Bisnis.com, JAKARTA - Sejumlah perusahaan Taiwan angkat kaki dari China karena biaya tenaga kerja yang tinggi dan kompetisi yang ketat. Hengkangnya Taiwan bakal terjadi lebih cepat setelah sanksi dari Beijing.
Dilansir Bloomberg pada Rabu (22/12/2021), konglomerasi Far Eastern Group dikenai denda US$14 juta pada November lantaran disebut melanggar aturan lingkungan, lahan, kesehatan, dan keamanan oleh Pemerintah China.

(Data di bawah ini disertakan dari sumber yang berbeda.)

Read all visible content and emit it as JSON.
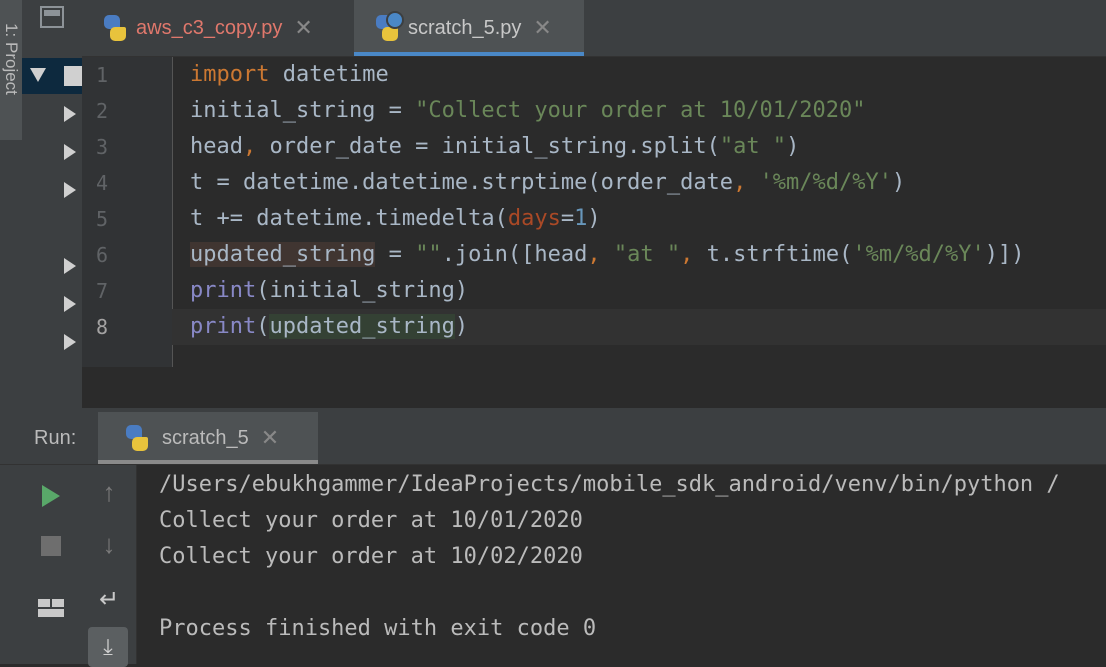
{
  "sidebar": {
    "project_tab_label": "1: Project"
  },
  "tabs": [
    {
      "label": "aws_c3_copy.py",
      "active": false,
      "color": "#e0786c"
    },
    {
      "label": "scratch_5.py",
      "active": true,
      "color": "#c8c8c8"
    }
  ],
  "editor": {
    "line_numbers": [
      "1",
      "2",
      "3",
      "4",
      "5",
      "6",
      "7",
      "8"
    ],
    "current_line": "8",
    "code": {
      "l1": {
        "kw": "import",
        "rest": " datetime"
      },
      "l2": {
        "a": "initial_string = ",
        "str": "\"Collect your order at 10/01/2020\""
      },
      "l3": {
        "a": "head",
        "comma": ",",
        "b": " order_date = initial_string.split(",
        "str": "\"at \"",
        "c": ")"
      },
      "l4": {
        "a": "t = datetime.datetime.strptime(order_date",
        "comma": ",",
        "sp": " ",
        "str": "'%m/%d/%Y'",
        "c": ")"
      },
      "l5": {
        "a": "t += datetime.timedelta(",
        "param": "days",
        "eq": "=",
        "num": "1",
        "c": ")"
      },
      "l6": {
        "var": "updated_string",
        "a": " = ",
        "str1": "\"\"",
        "b": ".join([head",
        "comma1": ",",
        "sp1": " ",
        "str2": "\"at \"",
        "comma2": ",",
        "c": " t.strftime(",
        "str3": "'%m/%d/%Y'",
        "d": ")])"
      },
      "l7": {
        "fn": "print",
        "a": "(initial_string)"
      },
      "l8": {
        "fn": "print",
        "a": "(",
        "var": "updated_string",
        "b": ")"
      }
    }
  },
  "run_panel": {
    "label": "Run:",
    "tab_label": "scratch_5",
    "output": [
      "/Users/ebukhgammer/IdeaProjects/mobile_sdk_android/venv/bin/python /",
      "Collect your order at 10/01/2020",
      "Collect your order at 10/02/2020",
      "",
      "Process finished with exit code 0"
    ]
  },
  "colors": {
    "keyword": "#cc7832",
    "string": "#6a8759",
    "builtin": "#8888c6",
    "parameter": "#aa4926",
    "number": "#6897bb",
    "run_green": "#59a869",
    "accent_blue": "#4a88c7"
  },
  "icons": {
    "project_view": "project-window-icon",
    "python_file": "python-file-icon",
    "scratch_file": "python-scratch-icon",
    "run": "play-icon",
    "stop": "stop-icon",
    "layout": "restore-layout-icon",
    "up": "arrow-up-icon",
    "down": "arrow-down-icon",
    "soft_wrap": "soft-wrap-icon",
    "scroll_end": "scroll-to-end-icon"
  }
}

Namun, sanksi tersebut diyakini utamanya karena Far Eastern menjadi penyokong dana terbesar bagi Presiden Taiwan Tsai Ing-wen.
“Melihat apa yang terjadi pada Far Eastern Group, perusahaan akan mulai khawatir bahwa risiko diganggu oleh pemerintah China akan meningkat,” ungkap ekonom Chung-Hua Institution for Economic Research yang berbasis di Taipei, Yang Shu-fei.
Perusahaan Taiwan yang beroperasi di China telah mengeluh karena lingkungan bisnis tidak lagi seperti dulu. Setelah terkesan oleh kesepakatan tanah, insentif pajak dan tenaga kerja murah dari Pemerintah China, perusahaan Taiwan menghadapi persaingan yang semakin ketat dan kenaikan biaya tenaga kerja.
"Perusahaan-perusahaan Taiwan tengah berhati-hati dalam berinvestasi di China karena adanya perubahan pada lingkungan bisnisnya, konfliknya dengan AS dan perang teknologi yang sedang terjadi," ujar Kementerian Ekonomi Taiwan dalam sebuah pernyataan pada Senin.
Baca Juga
Menteri Perekonomian Taiwan Wang Mei-hua mengatakan pada akhir November bahwa kasus Far Eastern telah memicu perusahaan Taiwan lainnya untuk pulang kampung.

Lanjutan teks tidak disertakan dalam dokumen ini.